BACKGROUND: Preeclampsia (PE), as a multisystem disorder, is associated with maternal hypertension and proteinuria. Apoptosis seems to be involved in the pathophysiology of PE, although its precise pathogenic mechanisms are not well established. In this study, we aimed to identify the association between maternal TP53-rs1042522, P21-rs1801270, and P21-rs1059234 polymorphisms and PE. In addition, we examined the effects of promoter methylation and TP53 and P21 polymorphisms on placental mRNA expression in PE women. METHODS: The blood of 226 PE women and 228 normotensive pregnant women was examined in this study. In addition, the placentas were genotyped in 109 PE and 112 control women. The methylation status was assessed by a methylation-specific PCR assay, while mRNA expression was examined via Quantitative Real Time PCR. RESULTS: The maternal and placental P21-rs1801270 CA genotype had a significant association with the reduced risk of PE. In the dominant, recessive, and allelic models, maternal/placental P21-rs1059234 polymorphism had no statistically significant association with the risk of PE. On the other hand, the reduced risk of PE was associated with maternal, but not placental TP53-rs1042522 polymorphism in the dominant and recessive models.

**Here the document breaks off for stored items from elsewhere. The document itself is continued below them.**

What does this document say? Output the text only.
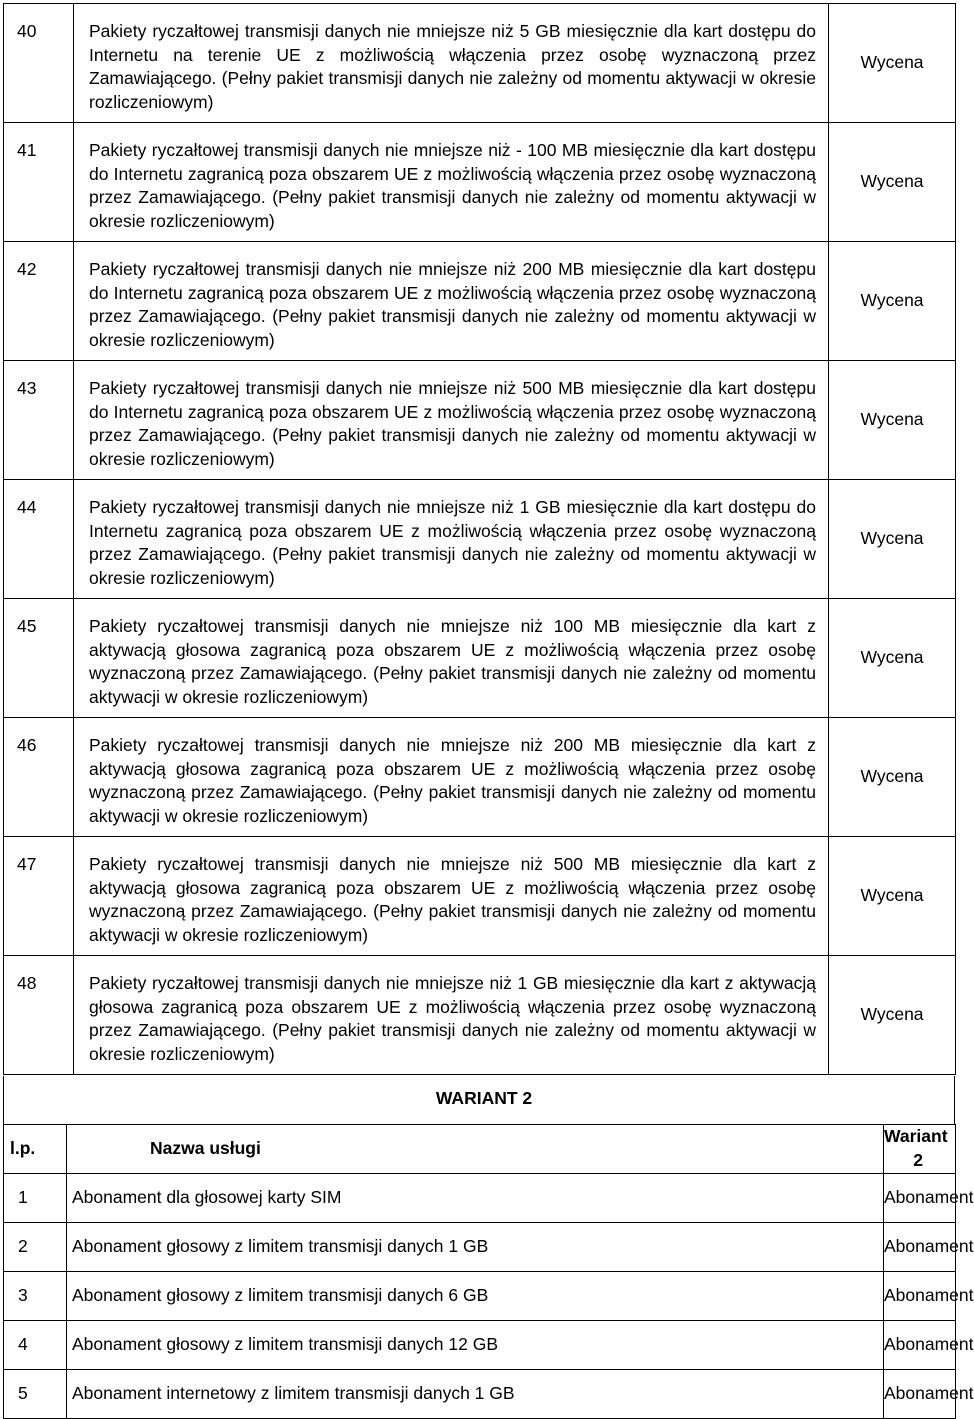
40	Pakiety ryczałtowej transmisji danych nie mniejsze niż 5 GB miesięcznie dla kart dostępu do Internetu na terenie UE z możliwością włączenia przez osobę wyznaczoną przez Zamawiającego. (Pełny pakiet transmisji danych nie zależny od momentu aktywacji w okresie rozliczeniowym)	Wycena
41	Pakiety ryczałtowej transmisji danych nie mniejsze niż - 100 MB miesięcznie dla kart dostępu do Internetu zagranicą poza obszarem UE z możliwością włączenia przez osobę wyznaczoną przez Zamawiającego. (Pełny pakiet transmisji danych nie zależny od momentu aktywacji w okresie rozliczeniowym)	Wycena
42	Pakiety ryczałtowej transmisji danych nie mniejsze niż 200 MB miesięcznie dla kart dostępu do Internetu zagranicą poza obszarem UE z możliwością włączenia przez osobę wyznaczoną przez Zamawiającego. (Pełny pakiet transmisji danych nie zależny od momentu aktywacji w okresie rozliczeniowym)	Wycena
43	Pakiety ryczałtowej transmisji danych nie mniejsze niż 500 MB miesięcznie dla kart dostępu do Internetu zagranicą poza obszarem UE z możliwością włączenia przez osobę wyznaczoną przez Zamawiającego. (Pełny pakiet transmisji danych nie zależny od momentu aktywacji w okresie rozliczeniowym)	Wycena
44	Pakiety ryczałtowej transmisji danych nie mniejsze niż 1 GB miesięcznie dla kart dostępu do Internetu zagranicą poza obszarem UE z możliwością włączenia przez osobę wyznaczoną przez Zamawiającego. (Pełny pakiet transmisji danych nie zależny od momentu aktywacji w okresie rozliczeniowym)	Wycena
45	Pakiety ryczałtowej transmisji danych nie mniejsze niż 100 MB miesięcznie dla kart z aktywacją głosowa zagranicą poza obszarem UE z możliwością włączenia przez osobę wyznaczoną przez Zamawiającego. (Pełny pakiet transmisji danych nie zależny od momentu aktywacji w okresie rozliczeniowym)	Wycena
46	Pakiety ryczałtowej transmisji danych nie mniejsze niż 200 MB miesięcznie dla kart z aktywacją głosowa zagranicą poza obszarem UE z możliwością włączenia przez osobę wyznaczoną przez Zamawiającego. (Pełny pakiet transmisji danych nie zależny od momentu aktywacji w okresie rozliczeniowym)	Wycena
47	Pakiety ryczałtowej transmisji danych nie mniejsze niż 500 MB miesięcznie dla kart z aktywacją głosowa zagranicą poza obszarem UE z możliwością włączenia przez osobę wyznaczoną przez Zamawiającego. (Pełny pakiet transmisji danych nie zależny od momentu aktywacji w okresie rozliczeniowym)	Wycena
48	Pakiety ryczałtowej transmisji danych nie mniejsze niż 1 GB miesięcznie dla kart z aktywacją głosowa zagranicą poza obszarem UE z możliwością włączenia przez osobę wyznaczoną przez Zamawiającego. (Pełny pakiet transmisji danych nie zależny od momentu aktywacji w okresie rozliczeniowym)	Wycena
WARIANT 2
l.p.	Nazwa usługi	Wariant 2
1	Abonament dla głosowej karty SIM	Abonament
2	Abonament głosowy z limitem transmisji danych 1 GB	Abonament
3	Abonament głosowy z limitem transmisji danych 6 GB	Abonament
4	Abonament głosowy z limitem transmisji danych 12 GB	Abonament
5	Abonament internetowy z limitem transmisji danych 1 GB	Abonament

The maternal and placental P21-rs1801270 polymorphism was associated with PE risk. The maternal P21 T(rs)(1059234)C(rs)(1801270) haplotype was associated with 3.4-fold increase in PE risk, However the maternal P21 T(rs)(1059234)A(rs 1801270) haplotype and placental C(rs1059234C)A (rs1801270) haplotype led to 0.5 and 0.4-fold decrease in PE risk, respectively. PE women showed 5.6 times higher levels of placental mRNA expression of TP53 gene, although it was not associated with rs1042522 polymorphism. The relative placental mRNA expression of P21 gene was 0.2 in PE women. It was also 2.4 times higher in individuals with rs1801270CA genotype than those with AA genotype. The hyper-methylation of P21 and TP53 genes in the promoter region was associated with a 3.4-fold and 3-fold increase in PE risk, respectively. However, no association was found between P21 and TP53 mRNA expression and promoter methylation. CONCLUSION: In conclusion, P21-rs1801270 and TP53-rs1042522 polymorphisms were involved in reduced risk of PE. P21-rs1801270 was associated with decreased P21 mRNA expression. The hyper-methylation of P21 and TP53 genes in the promoter region was associated with a higher PE risk.